The Cricket Association of Bengal on Monday came out with a proposal that players will have to undergo eye tests once cricket resumes in the post-coronavirus era. And it has now come to the fore that the Board of Control for Cricket in India (BCCI) has been doing the same with its players for the last three years.
Speaking to IANS, a BCCI official said that while it is a good idea on the part of the CAB, the contracted players of the BCCI have been undergoing the same process quarterly for the last three years.
“I think it is a brilliant move on their part because cricket is after all a game of reflexes and hand-eye coordination. In fact, Virat and boys have been undergoing eye tests quarterly for the last three years. It is a part of the drill for contracted players.
“You need to ensure that the eye-sight is your strength in this game and if anyone has a problem, you can always get lenses or glasses to sort it out. At the end of the day you are facing bowlers at 140kph and above and even if you miss sight for a fraction of a second, it can cost you,” the official explained.
The coronavirus pandemic has brought cricketing activities across the world to a standstill and action might as well resume with the Indian Premier League.

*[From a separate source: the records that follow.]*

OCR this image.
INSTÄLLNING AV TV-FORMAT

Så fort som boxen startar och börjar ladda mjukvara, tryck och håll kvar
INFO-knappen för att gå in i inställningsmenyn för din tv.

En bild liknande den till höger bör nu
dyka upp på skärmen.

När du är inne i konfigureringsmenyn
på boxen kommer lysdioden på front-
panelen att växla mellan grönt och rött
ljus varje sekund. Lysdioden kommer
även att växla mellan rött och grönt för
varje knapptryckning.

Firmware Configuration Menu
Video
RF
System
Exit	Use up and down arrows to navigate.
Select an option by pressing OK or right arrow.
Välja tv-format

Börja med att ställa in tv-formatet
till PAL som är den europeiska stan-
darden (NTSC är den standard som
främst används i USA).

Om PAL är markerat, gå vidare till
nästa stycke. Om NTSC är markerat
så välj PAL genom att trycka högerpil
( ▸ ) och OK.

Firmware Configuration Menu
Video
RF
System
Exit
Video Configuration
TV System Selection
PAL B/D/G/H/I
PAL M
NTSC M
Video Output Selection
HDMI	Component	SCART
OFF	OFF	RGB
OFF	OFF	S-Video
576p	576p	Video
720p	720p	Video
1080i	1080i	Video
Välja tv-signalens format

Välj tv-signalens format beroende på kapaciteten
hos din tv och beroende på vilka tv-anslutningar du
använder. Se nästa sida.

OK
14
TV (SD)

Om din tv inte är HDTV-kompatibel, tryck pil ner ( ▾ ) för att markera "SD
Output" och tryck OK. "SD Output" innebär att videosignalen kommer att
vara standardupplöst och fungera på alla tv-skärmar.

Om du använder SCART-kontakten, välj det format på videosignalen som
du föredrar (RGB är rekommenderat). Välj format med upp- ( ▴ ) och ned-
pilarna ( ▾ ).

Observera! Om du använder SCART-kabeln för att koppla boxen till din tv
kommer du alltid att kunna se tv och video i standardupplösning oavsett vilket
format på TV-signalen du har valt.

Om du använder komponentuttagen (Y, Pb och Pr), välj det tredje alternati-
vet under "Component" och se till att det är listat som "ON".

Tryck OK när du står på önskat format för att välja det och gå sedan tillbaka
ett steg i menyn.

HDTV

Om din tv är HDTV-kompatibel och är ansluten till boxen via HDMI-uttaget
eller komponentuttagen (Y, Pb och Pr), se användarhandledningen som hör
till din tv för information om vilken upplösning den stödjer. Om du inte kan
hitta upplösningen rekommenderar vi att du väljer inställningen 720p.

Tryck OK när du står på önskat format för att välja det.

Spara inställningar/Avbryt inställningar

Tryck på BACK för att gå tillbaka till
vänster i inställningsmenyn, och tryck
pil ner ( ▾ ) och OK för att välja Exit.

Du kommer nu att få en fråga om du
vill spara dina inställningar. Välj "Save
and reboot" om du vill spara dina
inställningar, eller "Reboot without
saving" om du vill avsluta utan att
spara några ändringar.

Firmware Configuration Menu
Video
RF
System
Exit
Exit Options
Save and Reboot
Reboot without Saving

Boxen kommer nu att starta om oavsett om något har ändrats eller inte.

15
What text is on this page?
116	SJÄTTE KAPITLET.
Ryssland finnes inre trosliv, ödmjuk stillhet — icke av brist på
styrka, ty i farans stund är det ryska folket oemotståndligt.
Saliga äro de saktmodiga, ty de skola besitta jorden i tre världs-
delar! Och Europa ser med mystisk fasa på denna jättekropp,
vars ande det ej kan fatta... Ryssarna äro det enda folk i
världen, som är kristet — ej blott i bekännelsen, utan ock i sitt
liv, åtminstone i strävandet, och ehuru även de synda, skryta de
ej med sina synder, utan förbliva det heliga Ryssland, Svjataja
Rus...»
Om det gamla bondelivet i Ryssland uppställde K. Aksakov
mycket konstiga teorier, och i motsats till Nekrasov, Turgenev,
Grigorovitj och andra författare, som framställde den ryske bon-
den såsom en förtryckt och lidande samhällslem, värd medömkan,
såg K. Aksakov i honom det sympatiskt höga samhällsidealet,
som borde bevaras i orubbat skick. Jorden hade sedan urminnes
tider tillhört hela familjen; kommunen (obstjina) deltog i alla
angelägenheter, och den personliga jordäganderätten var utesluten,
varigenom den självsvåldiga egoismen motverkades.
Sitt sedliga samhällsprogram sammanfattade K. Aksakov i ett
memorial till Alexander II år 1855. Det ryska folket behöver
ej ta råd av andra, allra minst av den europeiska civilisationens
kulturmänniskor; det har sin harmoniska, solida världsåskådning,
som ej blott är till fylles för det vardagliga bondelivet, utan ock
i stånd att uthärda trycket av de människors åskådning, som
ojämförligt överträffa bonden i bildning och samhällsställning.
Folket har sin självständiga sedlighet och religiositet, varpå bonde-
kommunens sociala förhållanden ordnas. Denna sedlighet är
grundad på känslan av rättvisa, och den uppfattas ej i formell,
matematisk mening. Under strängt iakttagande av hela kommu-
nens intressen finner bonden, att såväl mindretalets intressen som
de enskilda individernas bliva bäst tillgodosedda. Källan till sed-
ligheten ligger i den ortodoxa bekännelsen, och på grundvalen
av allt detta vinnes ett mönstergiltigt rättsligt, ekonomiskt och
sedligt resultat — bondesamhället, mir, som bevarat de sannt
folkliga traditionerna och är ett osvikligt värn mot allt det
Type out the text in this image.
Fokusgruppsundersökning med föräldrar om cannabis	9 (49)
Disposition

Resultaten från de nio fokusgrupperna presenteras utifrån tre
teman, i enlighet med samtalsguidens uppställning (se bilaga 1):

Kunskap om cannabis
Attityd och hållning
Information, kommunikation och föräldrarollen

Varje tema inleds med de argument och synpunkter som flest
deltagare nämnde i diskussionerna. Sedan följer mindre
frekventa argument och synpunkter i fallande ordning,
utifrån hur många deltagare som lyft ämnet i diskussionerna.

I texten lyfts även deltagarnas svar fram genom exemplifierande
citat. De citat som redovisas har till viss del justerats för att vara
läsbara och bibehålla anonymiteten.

While there have been talks about the T20 World Cup in Australia in October-November, India head coach Ravi Shastri recently made it clear that countries should focus on domestic cricket at present.
Speaking to IANS, former Australia opener Matthew Hayden also said that he wasn’t too confident about the World T20 with an eye on the pandemic. “The current situation in Australia is that a person is not allowed to travel in between borders, there’s very little movement of people. So, at this stage it’s very hard to see any kind of global tournament proceeding,” he had said in mid-May.
“It will be a really good sign that the world is moving forward if the global cricket tournament can go ahead. So, my fingers are crossed that it does happen. But I am sure it won’t happen if there’s any medical risk to players and spectators.”